Booth Id:
TMED040
Category:
Year:
2016
Finalist Names:
McLean, Riley
Abstract:
Objective: Amplify N-Cadherin and P-Cadherin mRNA in cell monolayers and putative cancer stem cells by employing PCR to assess for gene regulation following heavy metal exposure. Prepare cells for confocal microscopy with immunofluorescent staining to qualitatively confirm relative gene expression. Hypothesis: N-Cadherin mRNA expression will increase and P-Cadherin mRNA expression will decrease in malignantly transformed cells. The relative differences in expression will be distinct enough to facilitate use of N-Cadherin and P-Cadherin as future potential biomarkers, thus promoting clinical diagnosis and estimation of malignant potential of epithelial cancers. Methods: Isolated RNA samples from pre-cultured cells underwent cDNA synthesis. Polymerase chain reaction was used to amplify and quantify the expression of the N-Cadherin and P-Cadherin genes.

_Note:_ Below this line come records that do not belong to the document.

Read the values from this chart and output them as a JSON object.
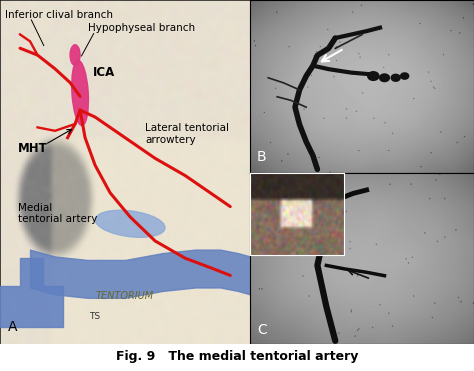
{
  "figure_caption": "Fig. 9   The medial tentorial artery",
  "caption_fontsize": 9,
  "fig_width": 4.74,
  "fig_height": 3.71,
  "dpi": 100,
  "background_color": "#ffffff",
  "panel_A": {
    "label": "A",
    "skull_color": "#e8e0d0",
    "skull_dark": "#b8b0a0",
    "inner_color": "#f0e8c8",
    "hole_color": "#808080",
    "blue_color": "#6080c0",
    "pink_color": "#e03880",
    "red_color": "#dd1010",
    "label_color": "#000000"
  },
  "panel_B": {
    "label": "B",
    "bg_light": "#c8c8c8",
    "bg_dark": "#404040",
    "vessel_color": "#1a1a1a",
    "label_color": "#ffffff"
  },
  "panel_C": {
    "label": "C",
    "bg_light": "#c0c0c0",
    "bg_dark": "#383838",
    "vessel_color": "#151515",
    "label_color": "#ffffff",
    "inset_bg": "#604030"
  }
}
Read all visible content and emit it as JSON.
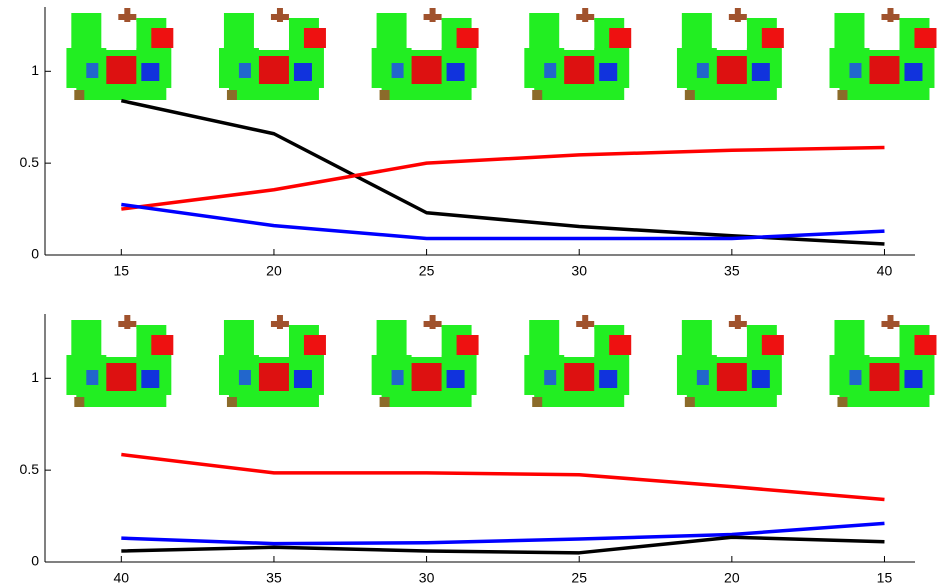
{
  "chart_data": [
    {
      "type": "line",
      "x": [
        15,
        20,
        25,
        30,
        35,
        40
      ],
      "xlim": [
        12.5,
        41
      ],
      "xticks": [
        15,
        20,
        25,
        30,
        35,
        40
      ],
      "ylim": [
        0,
        1.35
      ],
      "yticks": [
        0,
        0.5,
        1
      ],
      "series": [
        {
          "color": "#000000",
          "values": [
            0.84,
            0.66,
            0.23,
            0.155,
            0.105,
            0.06
          ]
        },
        {
          "color": "#ff0000",
          "values": [
            0.25,
            0.355,
            0.5,
            0.545,
            0.57,
            0.585
          ]
        },
        {
          "color": "#0000ff",
          "values": [
            0.275,
            0.16,
            0.09,
            0.09,
            0.09,
            0.13
          ]
        }
      ]
    },
    {
      "type": "line",
      "x": [
        40,
        35,
        30,
        25,
        20,
        15
      ],
      "xlim": [
        42.5,
        14
      ],
      "xticks": [
        40,
        35,
        30,
        25,
        20,
        15
      ],
      "ylim": [
        0,
        1.35
      ],
      "yticks": [
        0,
        0.5,
        1
      ],
      "series": [
        {
          "color": "#ff0000",
          "values": [
            0.585,
            0.485,
            0.485,
            0.475,
            0.41,
            0.34
          ]
        },
        {
          "color": "#0000ff",
          "values": [
            0.13,
            0.1,
            0.105,
            0.125,
            0.15,
            0.21
          ]
        },
        {
          "color": "#000000",
          "values": [
            0.06,
            0.08,
            0.06,
            0.05,
            0.135,
            0.11
          ]
        }
      ]
    }
  ]
}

Quantification of expression in both the UROtsa cell lines and UROspheres occurred for controls, arsenic transformants and cadmium transformants. Immunofluorescent staining of UROtsa cell monolayers including controls, cadmium transformants and arsenic transformants occurred. Cells were qualitatively compared using confocal microscopy. Results: Statistically significant differences in mRNA levels of N-Cadherin and P-Cadherin were obtained in UROtsa cell lines and UROspheres when transformed by arsenic and cadmium. Conclusion: Gene expression was affected when UROtsa cell lines and UROspheres were transformed with arsenic and cadmium. N-Cadherin was up-regulated and P-Cadherin was down- regulated in both the arsenic and cadmium transformants when compared to the non-transformed samples. The UROtsa cell lines consistently show greater expression levels than the UROspheres.